Inside a part of the Queen Victoria Building in central Sydney.
The Queen Victoria Building (QVB) was finished in 1887. It housed markets until 1910. Then it was renovated into a mixture of commerce, crafts and skills. There were shops, studios, offices and workrooms for some two hundred traders, dealers and artisans. Housed within the upper galleries were bookshops, sheet music shops, piano-sellers and piano-tuners, as well as the salons of private teachers of music, dancing, singing, elocution, painting, sculpting, drawing and dressmaking. There were also sports including a billiards saloon, a gymnasium for ladies and a table tennis hall.
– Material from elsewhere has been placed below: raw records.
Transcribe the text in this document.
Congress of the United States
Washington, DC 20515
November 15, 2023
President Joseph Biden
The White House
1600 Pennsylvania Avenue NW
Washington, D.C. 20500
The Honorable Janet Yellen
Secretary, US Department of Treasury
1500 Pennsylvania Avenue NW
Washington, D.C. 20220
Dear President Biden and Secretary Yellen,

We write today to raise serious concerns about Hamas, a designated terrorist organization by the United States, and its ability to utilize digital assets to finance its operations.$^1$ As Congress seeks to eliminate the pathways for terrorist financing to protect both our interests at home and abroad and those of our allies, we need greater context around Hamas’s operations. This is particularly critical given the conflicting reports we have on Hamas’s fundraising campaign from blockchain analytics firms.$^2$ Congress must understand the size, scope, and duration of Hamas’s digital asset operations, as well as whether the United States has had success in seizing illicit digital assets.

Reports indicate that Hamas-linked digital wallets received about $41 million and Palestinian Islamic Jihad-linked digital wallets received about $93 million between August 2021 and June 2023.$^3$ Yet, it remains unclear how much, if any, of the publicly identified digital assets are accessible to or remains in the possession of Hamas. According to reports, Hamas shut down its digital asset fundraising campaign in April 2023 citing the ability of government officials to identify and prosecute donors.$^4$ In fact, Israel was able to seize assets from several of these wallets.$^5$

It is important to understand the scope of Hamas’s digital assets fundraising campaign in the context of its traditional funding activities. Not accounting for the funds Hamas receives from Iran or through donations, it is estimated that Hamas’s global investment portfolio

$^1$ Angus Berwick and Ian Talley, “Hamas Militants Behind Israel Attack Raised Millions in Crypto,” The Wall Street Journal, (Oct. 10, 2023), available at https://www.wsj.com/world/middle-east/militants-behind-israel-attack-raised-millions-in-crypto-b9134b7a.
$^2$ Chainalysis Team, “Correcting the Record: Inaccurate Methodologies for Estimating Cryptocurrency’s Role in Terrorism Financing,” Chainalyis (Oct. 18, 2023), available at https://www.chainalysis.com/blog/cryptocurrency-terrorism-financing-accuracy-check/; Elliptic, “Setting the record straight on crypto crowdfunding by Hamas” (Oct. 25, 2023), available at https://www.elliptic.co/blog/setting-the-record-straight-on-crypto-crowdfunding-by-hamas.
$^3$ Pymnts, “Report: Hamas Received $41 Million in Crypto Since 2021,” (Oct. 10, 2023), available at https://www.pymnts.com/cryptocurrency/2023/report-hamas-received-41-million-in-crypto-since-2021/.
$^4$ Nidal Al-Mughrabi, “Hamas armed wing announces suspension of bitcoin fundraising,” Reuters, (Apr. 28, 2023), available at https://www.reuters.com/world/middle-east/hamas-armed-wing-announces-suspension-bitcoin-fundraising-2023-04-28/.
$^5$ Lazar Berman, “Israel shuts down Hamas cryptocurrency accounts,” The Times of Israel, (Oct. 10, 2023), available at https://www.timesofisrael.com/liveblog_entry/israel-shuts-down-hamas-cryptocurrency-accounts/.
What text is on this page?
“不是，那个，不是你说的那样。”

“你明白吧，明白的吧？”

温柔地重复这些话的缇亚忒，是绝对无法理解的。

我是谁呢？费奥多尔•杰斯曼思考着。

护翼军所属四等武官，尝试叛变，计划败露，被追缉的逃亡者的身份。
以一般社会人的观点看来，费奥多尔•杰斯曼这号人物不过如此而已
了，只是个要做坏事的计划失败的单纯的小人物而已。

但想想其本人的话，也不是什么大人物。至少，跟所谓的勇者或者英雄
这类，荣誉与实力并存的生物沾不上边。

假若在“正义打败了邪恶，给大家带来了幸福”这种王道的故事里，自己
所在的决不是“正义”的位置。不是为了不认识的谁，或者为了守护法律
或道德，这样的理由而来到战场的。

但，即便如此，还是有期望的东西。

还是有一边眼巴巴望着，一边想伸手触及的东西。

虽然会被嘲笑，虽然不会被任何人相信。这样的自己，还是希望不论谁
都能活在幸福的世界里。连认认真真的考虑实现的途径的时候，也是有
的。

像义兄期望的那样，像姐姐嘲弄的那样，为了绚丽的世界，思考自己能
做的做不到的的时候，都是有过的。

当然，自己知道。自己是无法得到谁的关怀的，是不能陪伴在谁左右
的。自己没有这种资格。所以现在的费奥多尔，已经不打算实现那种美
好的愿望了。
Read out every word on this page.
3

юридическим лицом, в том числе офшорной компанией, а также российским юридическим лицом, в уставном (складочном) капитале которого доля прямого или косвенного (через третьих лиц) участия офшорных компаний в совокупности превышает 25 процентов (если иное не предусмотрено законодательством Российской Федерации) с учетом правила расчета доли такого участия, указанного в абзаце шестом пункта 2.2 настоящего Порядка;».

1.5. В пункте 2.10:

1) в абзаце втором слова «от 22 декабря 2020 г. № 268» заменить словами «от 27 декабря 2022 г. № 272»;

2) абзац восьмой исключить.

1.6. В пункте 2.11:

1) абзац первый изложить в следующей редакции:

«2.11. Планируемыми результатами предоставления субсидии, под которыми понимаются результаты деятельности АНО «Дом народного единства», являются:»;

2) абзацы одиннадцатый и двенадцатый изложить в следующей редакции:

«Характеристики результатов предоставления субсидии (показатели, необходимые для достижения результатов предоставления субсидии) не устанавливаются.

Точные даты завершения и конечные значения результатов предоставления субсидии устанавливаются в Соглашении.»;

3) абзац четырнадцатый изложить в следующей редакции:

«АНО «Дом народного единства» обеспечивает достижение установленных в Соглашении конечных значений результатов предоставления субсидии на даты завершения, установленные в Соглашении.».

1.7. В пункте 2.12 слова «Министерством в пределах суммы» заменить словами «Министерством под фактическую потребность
Notwithstanding all the tenants the QVB did not generate a profit for its owners, the Council of the City of Sydney for over the 100 years they owned it. Consequently every 20 or 30 years there were serious moves to demolish the QVB and build a car park or gardens or another building.
Various groups had many fights to keep it standing and it underwent extensive renovations in 1979–1986 and 2006–2009 after the National Trust declared it to be a Class A building of historical importance.
The QVB is now a huge retail building generating profits to its latest owner, The Government Investment Corporation of Singapore (since 1984).
It’s now a landmark building in the centre of Sydney.
Thanks. I really haven’t captured how big this building is so I might have to go back!!
Ian
Thanks. As I said I going to have to take a photo of the outside of the building as well.
And to think they whoever they are wanted to tear it down.